Domestic banks citied as important reasons for the decline in C&I lending the decreased origination of term loans and decreased draws on revolving credit lines. 15% of all banks reported that they had tightened lending standards on loans to all sizes of businesses. This is down from around 30 percent in July and 80 percent one year ago. Six firms reported that they had eased one or more terms – size of loan, length of maturity, or cost of loans. The responses varied little across either bank types or when discussing loans to large, medium, or small sized borrowers.

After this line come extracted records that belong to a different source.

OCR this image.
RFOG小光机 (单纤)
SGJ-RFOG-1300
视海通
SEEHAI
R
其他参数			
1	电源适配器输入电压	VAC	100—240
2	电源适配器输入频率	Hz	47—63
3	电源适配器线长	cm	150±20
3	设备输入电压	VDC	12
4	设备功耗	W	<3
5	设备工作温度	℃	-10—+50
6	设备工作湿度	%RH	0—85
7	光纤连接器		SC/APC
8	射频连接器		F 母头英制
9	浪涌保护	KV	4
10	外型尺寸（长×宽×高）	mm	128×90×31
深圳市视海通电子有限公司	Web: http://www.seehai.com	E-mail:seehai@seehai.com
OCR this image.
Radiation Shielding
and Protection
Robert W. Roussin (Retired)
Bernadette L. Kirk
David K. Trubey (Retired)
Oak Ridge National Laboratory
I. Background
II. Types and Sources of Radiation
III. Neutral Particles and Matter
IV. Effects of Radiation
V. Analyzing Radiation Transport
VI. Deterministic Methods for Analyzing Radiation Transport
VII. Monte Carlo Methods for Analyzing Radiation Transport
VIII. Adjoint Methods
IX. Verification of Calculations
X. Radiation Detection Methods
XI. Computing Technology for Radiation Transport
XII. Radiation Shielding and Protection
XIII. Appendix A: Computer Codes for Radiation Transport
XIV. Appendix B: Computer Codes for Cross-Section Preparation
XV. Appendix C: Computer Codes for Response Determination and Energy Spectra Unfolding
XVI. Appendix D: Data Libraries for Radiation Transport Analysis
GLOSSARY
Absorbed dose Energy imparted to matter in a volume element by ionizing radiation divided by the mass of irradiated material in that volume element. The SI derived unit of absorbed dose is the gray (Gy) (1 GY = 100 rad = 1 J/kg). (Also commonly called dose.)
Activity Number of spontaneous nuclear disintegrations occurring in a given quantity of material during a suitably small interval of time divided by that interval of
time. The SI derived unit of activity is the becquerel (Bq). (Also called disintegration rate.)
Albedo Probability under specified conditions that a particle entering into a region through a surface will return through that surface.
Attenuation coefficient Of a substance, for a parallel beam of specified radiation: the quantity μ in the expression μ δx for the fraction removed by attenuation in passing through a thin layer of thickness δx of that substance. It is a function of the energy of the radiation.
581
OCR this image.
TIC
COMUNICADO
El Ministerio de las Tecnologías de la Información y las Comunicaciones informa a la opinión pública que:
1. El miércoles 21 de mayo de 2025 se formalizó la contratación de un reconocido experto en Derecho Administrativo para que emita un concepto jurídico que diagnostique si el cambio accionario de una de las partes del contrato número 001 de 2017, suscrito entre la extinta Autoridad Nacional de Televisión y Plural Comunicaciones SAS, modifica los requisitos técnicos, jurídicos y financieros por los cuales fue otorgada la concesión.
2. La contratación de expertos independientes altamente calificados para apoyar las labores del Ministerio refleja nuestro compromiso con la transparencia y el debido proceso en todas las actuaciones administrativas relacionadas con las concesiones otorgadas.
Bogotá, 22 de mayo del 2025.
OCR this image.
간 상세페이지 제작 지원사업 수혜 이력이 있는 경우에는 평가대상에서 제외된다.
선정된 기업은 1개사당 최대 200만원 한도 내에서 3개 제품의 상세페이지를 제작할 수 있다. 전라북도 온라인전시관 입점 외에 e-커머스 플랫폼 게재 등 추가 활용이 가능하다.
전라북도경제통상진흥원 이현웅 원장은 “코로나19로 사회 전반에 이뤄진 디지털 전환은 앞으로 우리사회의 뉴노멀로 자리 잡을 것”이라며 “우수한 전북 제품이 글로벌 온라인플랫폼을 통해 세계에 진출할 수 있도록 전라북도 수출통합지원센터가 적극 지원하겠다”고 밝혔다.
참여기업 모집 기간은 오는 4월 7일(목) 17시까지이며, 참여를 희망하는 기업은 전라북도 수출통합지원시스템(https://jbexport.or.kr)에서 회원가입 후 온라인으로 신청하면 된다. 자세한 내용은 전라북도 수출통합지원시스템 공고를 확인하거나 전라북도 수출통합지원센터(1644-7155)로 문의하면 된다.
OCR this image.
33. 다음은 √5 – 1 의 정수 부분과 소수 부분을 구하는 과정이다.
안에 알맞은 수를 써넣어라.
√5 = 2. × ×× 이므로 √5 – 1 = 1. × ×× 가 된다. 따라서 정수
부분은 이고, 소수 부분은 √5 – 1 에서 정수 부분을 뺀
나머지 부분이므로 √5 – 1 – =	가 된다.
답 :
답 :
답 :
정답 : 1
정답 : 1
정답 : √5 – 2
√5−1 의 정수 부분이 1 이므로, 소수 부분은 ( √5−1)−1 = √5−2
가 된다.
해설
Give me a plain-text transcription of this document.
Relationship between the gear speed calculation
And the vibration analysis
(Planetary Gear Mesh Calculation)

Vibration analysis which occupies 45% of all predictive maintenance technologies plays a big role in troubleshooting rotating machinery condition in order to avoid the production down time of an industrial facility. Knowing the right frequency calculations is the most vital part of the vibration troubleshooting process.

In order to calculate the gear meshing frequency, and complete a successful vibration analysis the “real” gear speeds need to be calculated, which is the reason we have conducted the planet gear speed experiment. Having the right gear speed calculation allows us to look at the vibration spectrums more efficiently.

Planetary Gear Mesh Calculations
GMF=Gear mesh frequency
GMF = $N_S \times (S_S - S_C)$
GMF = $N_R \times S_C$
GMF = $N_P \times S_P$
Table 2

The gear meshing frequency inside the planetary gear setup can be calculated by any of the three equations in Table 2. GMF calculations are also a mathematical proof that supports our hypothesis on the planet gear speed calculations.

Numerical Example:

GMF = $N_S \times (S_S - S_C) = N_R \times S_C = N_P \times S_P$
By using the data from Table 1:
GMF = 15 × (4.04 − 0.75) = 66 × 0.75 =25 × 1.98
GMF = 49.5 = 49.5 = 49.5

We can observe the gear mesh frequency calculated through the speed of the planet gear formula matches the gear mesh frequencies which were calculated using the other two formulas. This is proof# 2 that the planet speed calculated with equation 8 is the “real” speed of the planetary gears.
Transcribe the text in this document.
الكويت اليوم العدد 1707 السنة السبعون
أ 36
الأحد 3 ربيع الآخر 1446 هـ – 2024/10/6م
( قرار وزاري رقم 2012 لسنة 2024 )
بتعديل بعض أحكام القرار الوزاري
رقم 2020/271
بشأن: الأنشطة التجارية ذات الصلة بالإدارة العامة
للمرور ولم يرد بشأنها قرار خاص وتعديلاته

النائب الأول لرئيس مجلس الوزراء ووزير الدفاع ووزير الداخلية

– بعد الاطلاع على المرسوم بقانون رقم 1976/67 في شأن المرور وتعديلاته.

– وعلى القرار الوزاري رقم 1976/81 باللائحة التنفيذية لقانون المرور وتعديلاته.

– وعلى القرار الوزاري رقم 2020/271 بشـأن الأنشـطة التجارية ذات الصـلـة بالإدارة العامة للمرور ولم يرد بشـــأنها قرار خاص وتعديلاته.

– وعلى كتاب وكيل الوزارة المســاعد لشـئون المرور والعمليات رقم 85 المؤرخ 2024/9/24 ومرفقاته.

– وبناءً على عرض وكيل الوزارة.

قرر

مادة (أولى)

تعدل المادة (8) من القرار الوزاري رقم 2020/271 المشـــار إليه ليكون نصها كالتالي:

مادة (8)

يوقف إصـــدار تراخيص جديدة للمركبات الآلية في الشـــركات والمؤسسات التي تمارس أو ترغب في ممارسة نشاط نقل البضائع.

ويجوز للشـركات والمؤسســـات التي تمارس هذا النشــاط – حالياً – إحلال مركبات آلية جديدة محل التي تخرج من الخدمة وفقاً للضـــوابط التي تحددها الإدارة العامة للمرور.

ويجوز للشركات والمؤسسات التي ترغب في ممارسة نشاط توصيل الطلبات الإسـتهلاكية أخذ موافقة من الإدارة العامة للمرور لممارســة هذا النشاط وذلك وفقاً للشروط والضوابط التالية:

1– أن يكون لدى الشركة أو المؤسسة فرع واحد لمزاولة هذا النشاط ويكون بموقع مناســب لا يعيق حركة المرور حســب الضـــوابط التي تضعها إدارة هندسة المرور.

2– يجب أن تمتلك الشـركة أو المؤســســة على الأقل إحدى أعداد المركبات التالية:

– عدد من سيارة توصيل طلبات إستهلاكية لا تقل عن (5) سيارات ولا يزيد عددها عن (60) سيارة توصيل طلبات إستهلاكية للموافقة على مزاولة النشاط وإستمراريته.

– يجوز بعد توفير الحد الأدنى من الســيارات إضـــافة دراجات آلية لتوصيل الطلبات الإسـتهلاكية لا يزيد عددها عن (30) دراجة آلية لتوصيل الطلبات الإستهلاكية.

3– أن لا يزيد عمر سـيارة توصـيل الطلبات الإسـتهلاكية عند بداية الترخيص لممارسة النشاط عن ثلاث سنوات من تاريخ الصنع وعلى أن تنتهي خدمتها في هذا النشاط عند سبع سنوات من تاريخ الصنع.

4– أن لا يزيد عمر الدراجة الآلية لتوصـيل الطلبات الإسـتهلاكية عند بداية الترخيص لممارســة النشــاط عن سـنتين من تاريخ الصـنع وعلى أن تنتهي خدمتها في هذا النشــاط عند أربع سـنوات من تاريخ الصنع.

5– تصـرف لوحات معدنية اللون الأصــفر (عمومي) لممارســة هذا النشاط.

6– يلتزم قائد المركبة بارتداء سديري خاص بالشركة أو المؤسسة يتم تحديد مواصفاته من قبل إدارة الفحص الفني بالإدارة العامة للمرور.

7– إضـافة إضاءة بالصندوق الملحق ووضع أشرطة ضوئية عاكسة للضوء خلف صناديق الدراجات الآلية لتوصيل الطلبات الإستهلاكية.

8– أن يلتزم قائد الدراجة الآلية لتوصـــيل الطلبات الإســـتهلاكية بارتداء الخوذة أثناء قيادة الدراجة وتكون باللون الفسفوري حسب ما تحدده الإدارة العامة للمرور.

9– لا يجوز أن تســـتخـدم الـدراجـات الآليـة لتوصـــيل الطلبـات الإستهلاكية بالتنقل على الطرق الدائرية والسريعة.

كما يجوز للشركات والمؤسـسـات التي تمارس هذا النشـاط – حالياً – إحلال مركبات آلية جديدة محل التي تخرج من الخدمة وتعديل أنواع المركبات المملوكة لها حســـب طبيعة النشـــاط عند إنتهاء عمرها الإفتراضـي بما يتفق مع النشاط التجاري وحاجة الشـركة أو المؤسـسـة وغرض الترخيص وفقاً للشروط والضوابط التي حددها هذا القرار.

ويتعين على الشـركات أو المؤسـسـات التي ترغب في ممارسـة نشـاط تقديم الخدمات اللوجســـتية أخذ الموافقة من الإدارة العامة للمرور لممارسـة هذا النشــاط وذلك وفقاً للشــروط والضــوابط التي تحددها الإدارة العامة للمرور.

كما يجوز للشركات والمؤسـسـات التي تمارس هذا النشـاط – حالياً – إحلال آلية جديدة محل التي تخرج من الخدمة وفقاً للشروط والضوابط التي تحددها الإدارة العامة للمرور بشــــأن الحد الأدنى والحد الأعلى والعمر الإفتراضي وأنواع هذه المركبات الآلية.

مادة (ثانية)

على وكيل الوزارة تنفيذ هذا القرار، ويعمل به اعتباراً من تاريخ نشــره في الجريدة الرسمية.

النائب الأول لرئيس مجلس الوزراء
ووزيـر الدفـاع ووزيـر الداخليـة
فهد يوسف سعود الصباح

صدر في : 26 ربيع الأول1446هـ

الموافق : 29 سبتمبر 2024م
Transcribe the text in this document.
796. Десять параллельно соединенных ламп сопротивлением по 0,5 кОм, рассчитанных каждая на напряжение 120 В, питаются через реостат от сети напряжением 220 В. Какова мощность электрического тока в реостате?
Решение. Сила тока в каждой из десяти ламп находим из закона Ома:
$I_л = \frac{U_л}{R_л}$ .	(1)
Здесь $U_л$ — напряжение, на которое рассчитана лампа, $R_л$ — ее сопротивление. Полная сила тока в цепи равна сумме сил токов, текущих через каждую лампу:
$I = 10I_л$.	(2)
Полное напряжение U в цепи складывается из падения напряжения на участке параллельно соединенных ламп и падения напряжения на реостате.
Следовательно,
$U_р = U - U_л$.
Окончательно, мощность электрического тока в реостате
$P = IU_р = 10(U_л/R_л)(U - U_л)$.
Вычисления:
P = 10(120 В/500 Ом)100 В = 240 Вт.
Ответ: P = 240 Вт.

Slightly more than 40 percent of banks reported that they had increased loan spreads for C&I loans over their cost of funds, but the spreads averaged a decline of about 20 percentage points from that reported in the July survey. Slightly less than 40 percent reported increasing premiums for riskier loans while less than 20 percent reported they had lowered the maximum maturity of loans or decreased the maximum size of lines.
Banks cited as the reasons for tightening credit standards as a reduced tolerance for risk followed by an unfavorable economic outlook or industry specific concerns. These are the same reasons that were cited in the three previous surveys.
The six domestic banks that reported they had eased loan terms said that they did so because of aggressive competition from other lenders, both bank and non-bank.
Domestic banks reported notable declines in the demand for C&I loans. 30 percent noted a decrease in demand from large and 35 percent from small firms. 50 percent had noted such a decline across all size firms in July.
While about 90 percent of foreign banks reported that their lending standards remained relatively unchanged, 15 percent reported narrower loan spreads or lower premiums for riskier loans. Increased competition was also cited here as a reason for the loosening of credit. Only about 5 percent of foreign banks reported a lessening of C&I loan demand.
Responses to the question on the reasons for decreased numbers of C&I loans on the banks' books indicated that decreased originations of term loans and fewer draws on revolving lines were more important reasons for the declines than pay downs
Banks are clearly getting their ducks lined up in anticipation of the implementation of new credit card laws. Of the banks that offer credit cards, 25 percent are already compliant with requirements of the act or expect to be by the end of the year. The remainder will not be compliant until the legislation goes into effect in February. However, their plans are in place. 50 percent of the banks expect to increase interest rate spreads, reduce credit limits, and reduce the availability of loans to borrowers below credit scoring thresholds for prime borrowers and about 45 percent expect to raise minimal credit score and 40 percent to raise annual fees.
Subprime borrowers can expect that 75 percent of the banks will be raising their interest rate spreads and 60 percent will reduce credit-scoring thresholds and/or credit limits.
35 percent of banks expect they will be increasing the use of risk-based pricing and about 30 percent will increase the use of variable interest rates while decreasing the use of fixed rates.